Teknologi
M. Fadhli Dzil Ikram

Post Truth: Ancaman Nyata terhadap Kredibilitas Informasi di Era Digital

Post Truth: Ancaman Nyata terhadap Kredibilitas Informasi di Era Digital

04 September 2025 | 08:11

keboncinta.com --- Di era digital dengan arus informasi yang begitu deras, fenomena post truth menjadi tantangan serius bagi masyarakat. Apa itu post truth? Istilah ini merujuk pada kondisi ketika emosi dan opini pribadi lebih berpengaruh dibandingkan fakta objektif dalam membentuk persepsi publik.

Fenomena ini semakin populer setelah Oxford Dictionaries menetapkannya sebagai Word of the Year pada 2016, seiring meningkatnya hoaks dan propaganda politik di berbagai belahan dunia.


Apa yang Dimaksud dengan Post Truth?

Post truth bukan sekadar berita palsu. Lebih dari itu, ia menciptakan ekosistem di mana kebenaran menjadi relatif, digantikan oleh narasi emosional. Dalam situasi ini, publik lebih percaya pada influencer, akun anonim, atau tokoh populis ketimbang media kredibel dan hasil penelitian ilmiah.

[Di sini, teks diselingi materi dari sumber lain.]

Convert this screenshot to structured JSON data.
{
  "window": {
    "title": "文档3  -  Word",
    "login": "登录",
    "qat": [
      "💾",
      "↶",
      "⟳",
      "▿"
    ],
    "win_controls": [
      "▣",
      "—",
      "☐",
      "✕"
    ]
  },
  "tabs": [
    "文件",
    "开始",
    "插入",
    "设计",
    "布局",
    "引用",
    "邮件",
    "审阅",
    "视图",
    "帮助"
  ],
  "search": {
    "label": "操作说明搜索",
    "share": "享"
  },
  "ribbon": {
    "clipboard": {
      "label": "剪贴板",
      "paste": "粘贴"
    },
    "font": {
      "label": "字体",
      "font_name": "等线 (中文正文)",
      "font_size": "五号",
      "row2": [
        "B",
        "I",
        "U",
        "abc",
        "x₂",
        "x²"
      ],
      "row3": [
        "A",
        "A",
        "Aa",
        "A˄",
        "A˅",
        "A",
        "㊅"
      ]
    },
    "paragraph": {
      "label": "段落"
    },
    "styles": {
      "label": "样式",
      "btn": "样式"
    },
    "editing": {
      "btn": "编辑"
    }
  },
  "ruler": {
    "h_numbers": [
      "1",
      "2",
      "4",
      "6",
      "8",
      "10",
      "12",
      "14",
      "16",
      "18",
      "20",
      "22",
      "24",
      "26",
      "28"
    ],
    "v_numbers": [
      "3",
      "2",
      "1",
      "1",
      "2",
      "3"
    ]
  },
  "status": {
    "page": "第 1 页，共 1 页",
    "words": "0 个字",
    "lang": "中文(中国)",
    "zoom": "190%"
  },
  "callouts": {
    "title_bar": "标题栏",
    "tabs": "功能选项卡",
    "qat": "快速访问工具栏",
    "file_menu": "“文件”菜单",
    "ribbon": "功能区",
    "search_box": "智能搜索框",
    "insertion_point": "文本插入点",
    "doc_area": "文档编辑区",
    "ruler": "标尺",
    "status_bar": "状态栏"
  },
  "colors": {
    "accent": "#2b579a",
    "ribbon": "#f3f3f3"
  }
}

Angga Prawadika Aji, Dosen Ilmu Komunikasi FISIP UNAIR, menyatakan bahwa fenomena post truth tidak hanya mengaburkan batas antara fakta dan opini, tetapi juga mengancam kredibilitas ilmu pengetahuan.


Dampak Post Truth terhadap Demokrasi dan Masyarakat

Fenomena ini bisa mengancam proses demokrasi, karena masyarakat tidak lagi berdebat berdasarkan fakta, melainkan “versi kebenaran” yang mereka yakini. Akibatnya:

  • Publik lebih bergantung pada tokoh populer seperti influencer.

  • Validitas informasi jarang dipertanyakan.

  • Hoaks cepat menyebar dan menimbulkan keresahan.

Indonesia juga tidak luput dari fenomena ini. Contohnya terjadi pada awal pandemi COVID-19 tahun 2020, ketika banyak informasi palsu tentang vaksin menyebar di media sosial, seperti klaim vaksin menyebabkan kelumpuhan atau mengandung chip untuk melacak manusia. Misinformasi ini membuat banyak orang enggan divaksin.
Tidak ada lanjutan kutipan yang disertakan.